A friend of mine traveled to China to see how things were first hand, these were from his report.
I rike youl rogic, illefutabre!
I hear you, and I don’t like it either, but there is a dubious payback mechanism. China is now a world leader in cancer and birth defects.
Cha Chink.
The economic model you are referring to obliquely, but don’t mention by name is called fascism.
Most hospitals are not government owned. Only VA hospitals are government owned. Hospitals are highly regulated, but that's because the government errs on the side of prevention and every once in a while someone does something stupid, criminal, or criminally stupid that causes more regulation. And government doesn't see that the combined weight of the regulation is itself criminally stupid.
Fanny Mae was government owned. But it had a unique economic purpose. By using the full faith and credit of the U.S. government to back mortgages, it could attract funds cheaper. Thus making it easier for people to afford homes and helping the economy by boosting the construction industry and all the other associated with home ownership.

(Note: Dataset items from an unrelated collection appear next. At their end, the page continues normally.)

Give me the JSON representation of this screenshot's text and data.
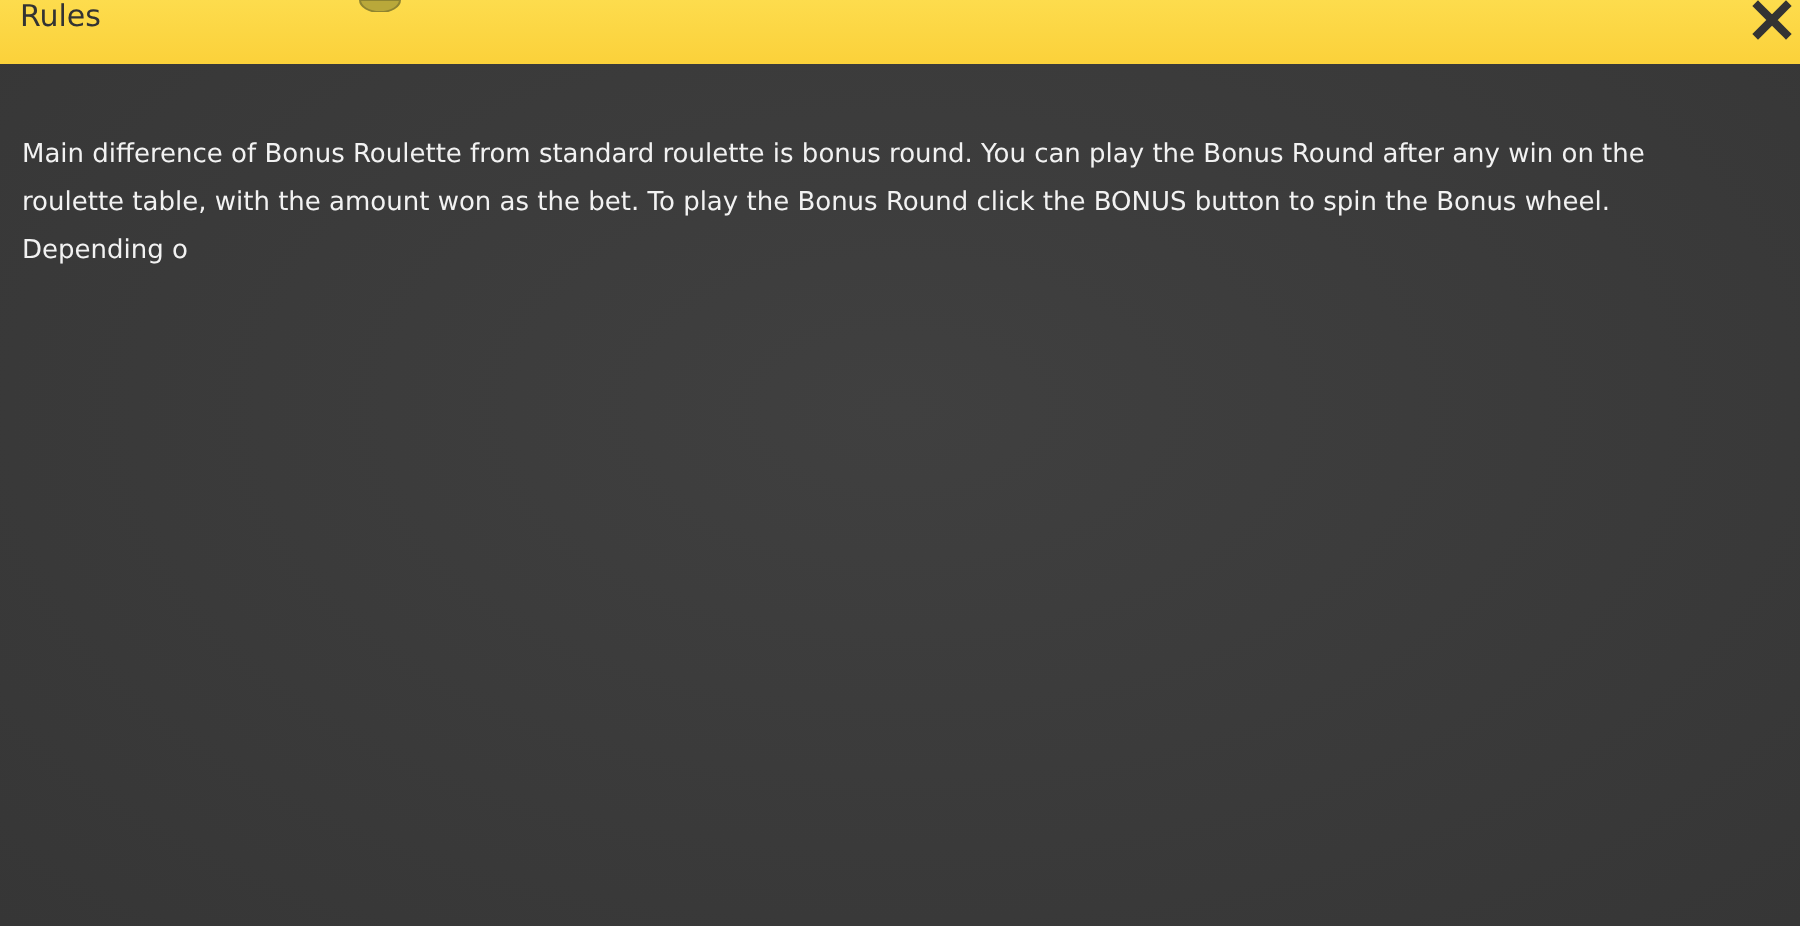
{
  "header": {
    "title": "Rules"
  },
  "rules_text": [
    "Main difference of Bonus Roulette from standard roulette is bonus round. You can play the Bonus Round after any win on the",
    "roulette table, with the amount won as the bet. To play the Bonus Round click the BONUS button to spin the Bonus wheel.",
    "Depending o"
  ]
}
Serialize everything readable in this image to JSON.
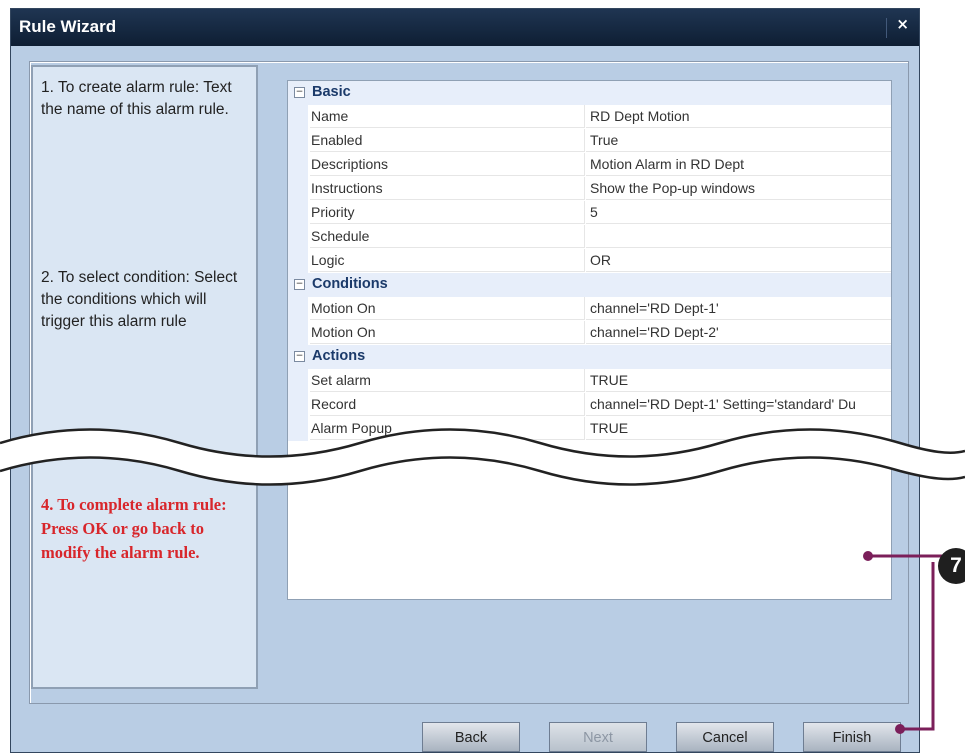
{
  "window": {
    "title": "Rule Wizard",
    "close_glyph": "×"
  },
  "steps": {
    "step1": "1. To create alarm rule: Text the name of this alarm rule.",
    "step2": "2. To select condition: Select the conditions which will trigger this alarm rule",
    "step4": "4. To complete alarm rule: Press OK or go back to modify the alarm rule."
  },
  "sections": [
    {
      "label": "Basic",
      "toggle": "−",
      "rows": [
        {
          "name": "Name",
          "value": "RD Dept Motion"
        },
        {
          "name": "Enabled",
          "value": "True"
        },
        {
          "name": "Descriptions",
          "value": "Motion Alarm in RD Dept"
        },
        {
          "name": "Instructions",
          "value": "Show the Pop-up windows"
        },
        {
          "name": "Priority",
          "value": "5"
        },
        {
          "name": "Schedule",
          "value": ""
        },
        {
          "name": "Logic",
          "value": "OR"
        }
      ]
    },
    {
      "label": "Conditions",
      "toggle": "−",
      "rows": [
        {
          "name": "Motion On",
          "value": "channel='RD Dept-1'"
        },
        {
          "name": "Motion On",
          "value": "channel='RD Dept-2'"
        }
      ]
    },
    {
      "label": "Actions",
      "toggle": "−",
      "rows": [
        {
          "name": "Set alarm",
          "value": "TRUE"
        },
        {
          "name": "Record",
          "value": "channel='RD Dept-1' Setting='standard' Du"
        },
        {
          "name": "Alarm Popup",
          "value": "TRUE"
        }
      ]
    }
  ],
  "buttons": {
    "back": "Back",
    "next": "Next",
    "cancel": "Cancel",
    "finish": "Finish"
  },
  "callout": {
    "number": "7",
    "color": "#7b1f5a"
  },
  "colors": {
    "title_bar": "#0e1e33",
    "window_bg": "#b9cde4",
    "step4_text": "#d8262b",
    "section_bg": "#e7eefa"
  }
}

The government doesn't control pork producers through regulation. At best they have some safety regulations to protect workers and to make sure the pork is fit to eat
GM, the government owned the majority of shares for 4 months, before dropping to a 25% ownership. 18 months later they were down to 19% ownership. And government sold it's remaining shares last month (Dec 2013). So no, GM was only breifly government owned, and while you and I may dissagree with the way the court handled GM, the fact is that GM filed bankruptcy and asked the government for a bailout and put itself at the mercy of both.
Seriously, the claim that government is controlling everything is blatantly false.
You got it, but we have to remember that these models change and improve (?), while we lack good comparisons and have to revert to some 1930s nomenclature. That’s one reason why the Marxists dismiss Conservatives’ objections, they (the Marxists), have moved forward, developed, they are not Soviets any more needing to control every little barber shop by owning it, no they can control it by passing the ADA, and forcing it to build a wheelchair ramp (are you against helping the disabled you reactionary meanie?) when it wants to repaint the store (the generous grandfather clause is what I’m talking about.) Obama is a modern Marxist, I believe. I don’t think the Chinese follow any Marxist ideas old or new any more.